The main value trade-off is that private routing usually costs more than group tours, so the “good deal” depends on whether you’ll use the time efficiently and want the comfort of having someone manage the handoffs.
Who should book this tour (and who should reconsider)
This tour fits you well if you want to check the headline sites—Great Wall, Forbidden City, Terracotta Warriors, and the Bund—without fighting logistics. I also think it suits people who like structured days, but still appreciate breaks like hutong rickshaw time and free time around the Bund.
It also makes sense if you’re traveling with a small group and want minimum waiting and maximum attention from the guide. Since it’s private, your plan stays focused on your pace rather than a rotating group schedule.
You might want to reconsider if:
- You need strict flexibility with dates, since the tour is non-refundable and cannot be changed
- You prefer every single meal to be included, since some lunches are on your own
- You dislike long transit days, since the route includes both train and a flight
Should you book this 8-Day Beijing–Xi’an–Shanghai private tour?
If you want a guided, high-comfort way to hit three of China’s most famous city clusters, I’d say this is a strong candidate. The combination of private guide service, included top entrances, and city-to-city transport saves you a lot of planning energy.
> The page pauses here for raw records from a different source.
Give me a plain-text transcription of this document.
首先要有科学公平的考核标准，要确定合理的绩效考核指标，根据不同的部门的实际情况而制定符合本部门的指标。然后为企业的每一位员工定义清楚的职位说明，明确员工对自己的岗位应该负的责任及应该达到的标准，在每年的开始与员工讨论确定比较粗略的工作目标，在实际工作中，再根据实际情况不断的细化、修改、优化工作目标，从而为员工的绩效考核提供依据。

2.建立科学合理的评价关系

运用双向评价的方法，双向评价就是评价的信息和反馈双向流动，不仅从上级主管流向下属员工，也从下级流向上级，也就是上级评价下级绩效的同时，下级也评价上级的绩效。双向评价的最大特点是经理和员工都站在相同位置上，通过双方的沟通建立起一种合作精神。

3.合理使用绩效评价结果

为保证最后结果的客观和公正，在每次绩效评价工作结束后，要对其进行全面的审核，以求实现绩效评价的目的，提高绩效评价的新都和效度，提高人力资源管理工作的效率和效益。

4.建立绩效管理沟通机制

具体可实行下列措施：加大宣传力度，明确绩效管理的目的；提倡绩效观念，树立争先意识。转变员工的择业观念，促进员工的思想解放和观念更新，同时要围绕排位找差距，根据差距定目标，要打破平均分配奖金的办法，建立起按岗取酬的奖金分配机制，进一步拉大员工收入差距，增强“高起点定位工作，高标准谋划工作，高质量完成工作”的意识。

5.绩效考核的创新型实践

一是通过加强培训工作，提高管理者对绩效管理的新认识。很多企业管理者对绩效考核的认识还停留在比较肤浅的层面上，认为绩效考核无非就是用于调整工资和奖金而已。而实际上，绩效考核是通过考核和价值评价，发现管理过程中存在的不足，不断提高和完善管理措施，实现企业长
Book it if you value efficiency and want your days to be packed with the right stops—without turning your trip into a ticket-buying project. Skip it if you’re likely to change dates or if you want fully custom meals and pacing every single day.
FAQ
How long is the tour?
It runs for 8 days (about 8 days).
Where does the tour start and when?
The meeting point is Capital Airport Shunyi, Beijing 101300 China, with a start time of 9:00 am.
Is this a private tour?
Yes. It’s a private tour, and only your group participates.
What city-to-city transportation is included?
You’ll travel one way by high-speed train from Beijing to Xi’an, and one way by economy-class airfare from Xi’an to Shanghai.
Are entrance tickets included?
Entrance fees to the tourist sites listed in the program are included.
What meals are included?
Breakfast is included for 7 days, and lunch is included for 3 days. The itinerary specifically includes a Beijing welcome lunch and a Shanghai farewell lunch.
Is the tour refundable?
No. It is non-refundable and cannot be changed for any reason. If you cancel or ask for an amendment, the amount you paid is not refunded.